Я не хотел обидеть ее. Я сам тысячу раз поступал так же.
Но Арвен скрестила руки и обнажила свои прекрасные зубы.
— Каждый ‘плохой выбор’, который я делала, был попыткой излечиться от тебя. Ты лгал мне, Кейн. Хуже того, ты заставил меня поверить, что испытываешь чувства, которых на самом деле не было, чтобы пожертвовать мной.
— Это не…
— О, да. — Арвен не сдалась. Напротив, она сделала шаг вперед, заставив меня наклонить голову, чтобы поддерживать зрительный контакт. — Ты передумал, когда решил, что хочешь переспать со мной. Как благородно.

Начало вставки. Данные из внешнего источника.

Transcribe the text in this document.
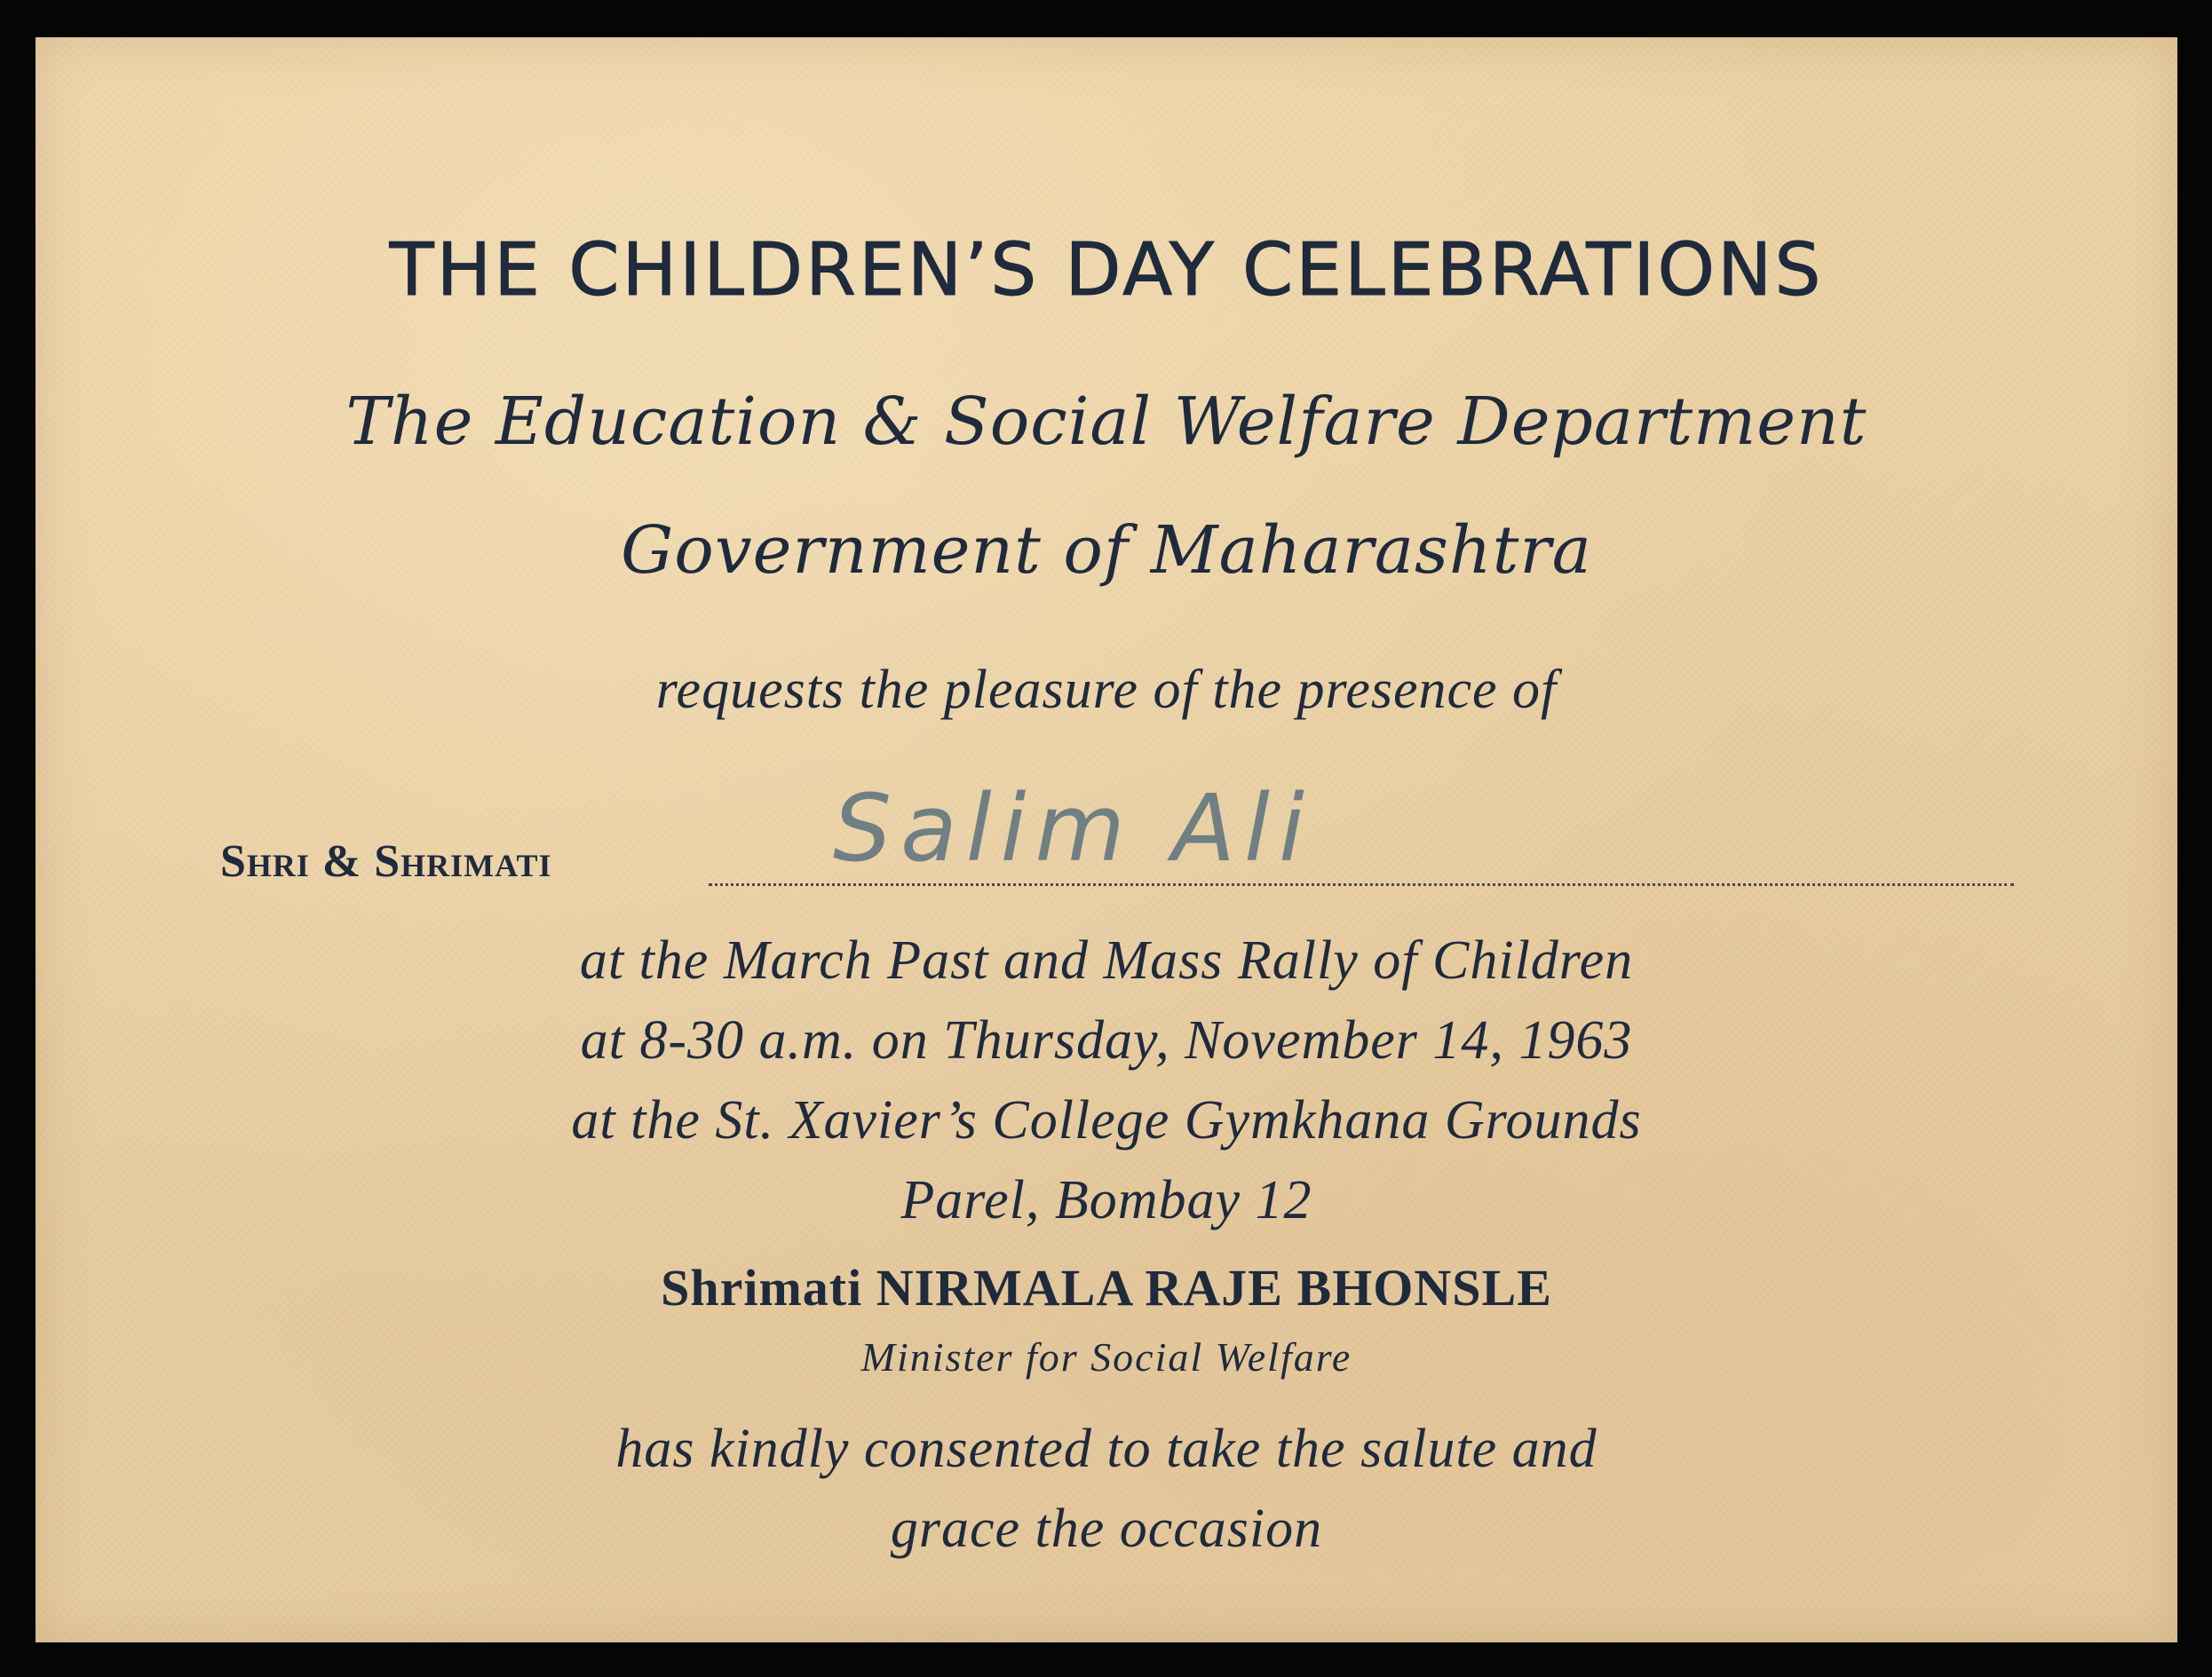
THE CHILDREN’S DAY CELEBRATIONS
The Education & Social Welfare Department
Government of Maharashtra
requests the pleasure of the presence of
Shri & Shrimati	Salim Ali
at the March Past and Mass Rally of Children
at 8-30 a.m. on Thursday, November 14, 1963
at the St. Xavier’s College Gymkhana Grounds
Parel, Bombay 12
Shrimati NIRMALA RAJE BHONSLE
Minister for Social Welfare
has kindly consented to take the salute and
grace the occasion
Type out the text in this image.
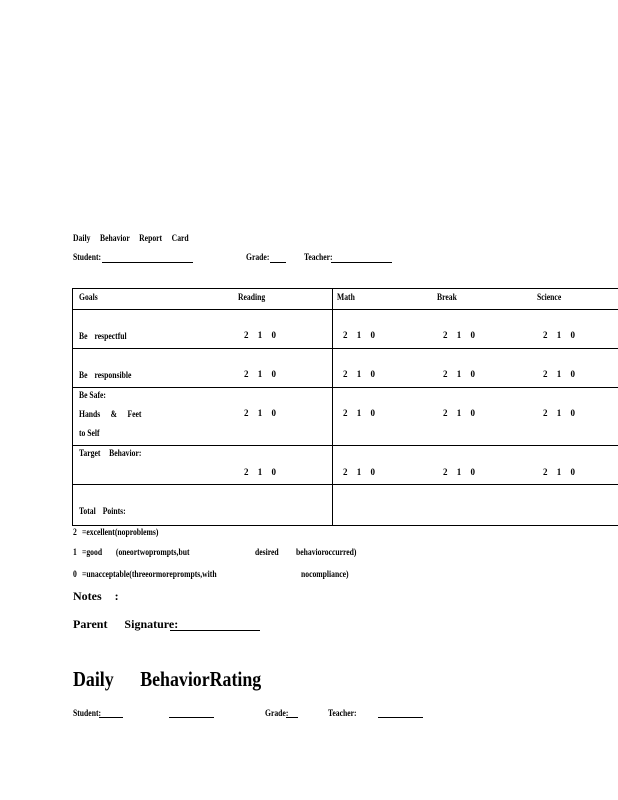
Daily Behavior Report Card
Student:	Grade:	Teacher:
Goals	Reading	Math	Break	Science
Be respectful	2 1 0	2 1 0	2 1 0	2 1 0
Be responsible	2 1 0	2 1 0	2 1 0	2 1 0
Be Safe:
Hands & Feet
to Self
2 1 0	2 1 0	2 1 0	2 1 0
Target Behavior:
2 1 0	2 1 0	2 1 0	2 1 0
Total Points:
2 =excellent(noproblems)
1 =good (oneortwoprompts,but	desired behavioroccurred)
0 =unacceptable(threeormoreprompts,with	nocompliance)
Notes :
Parent Signature:
Daily BehaviorRating
Student:	Grade:	Teacher:
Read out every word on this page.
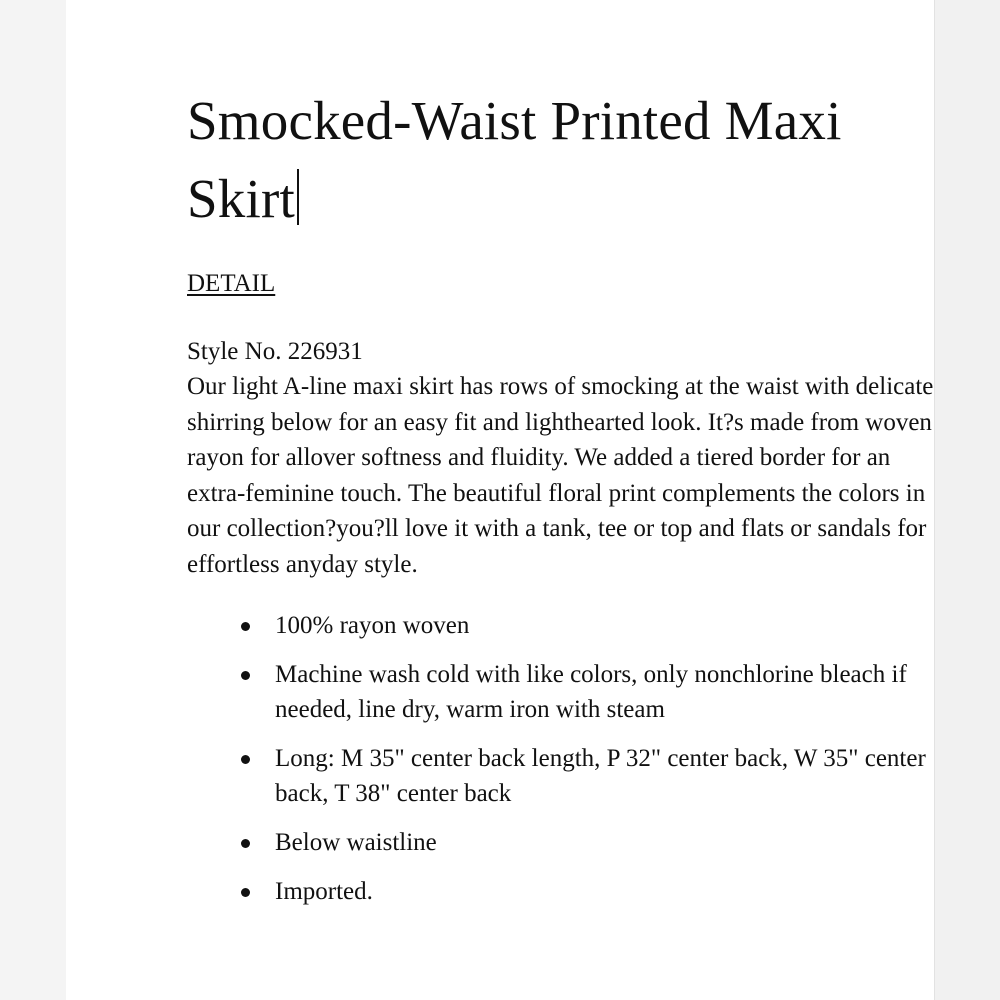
Smocked-Waist Printed Maxi Skirt
DETAIL
Style No. 226931

Our light A-line maxi skirt has rows of smocking at the waist with delicate shirring below for an easy fit and lighthearted look. It?s made from woven rayon for allover softness and fluidity. We added a tiered border for an extra-feminine touch. The beautiful floral print complements the colors in our collection?you?ll love it with a tank, tee or top and flats or sandals for effortless anyday style.

100% rayon woven
Machine wash cold with like colors, only nonchlorine bleach if needed, line dry, warm iron with steam
Long: M 35" center back length, P 32" center back, W 35" center back, T 38" center back
Below waistline
Imported.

Я открыл рот, но она перебила меня.
— Что ты хотел, чтобы я сказала? В тот день на корабле, когда я узнала все… Что ты ожидал, что я сделаю?
Ужасный раскат грома, похожий на рев в моей голове, потряс лес. Ни один из нас даже не моргнул.
— Не знаю, простить меня? Использовать твое пресловутое жизнелюбие, чтобы понять, в каком ужасном положении я был и как отчаянно пытался тебя спасти? Выбрать меня, несмотря на все мои ошибки?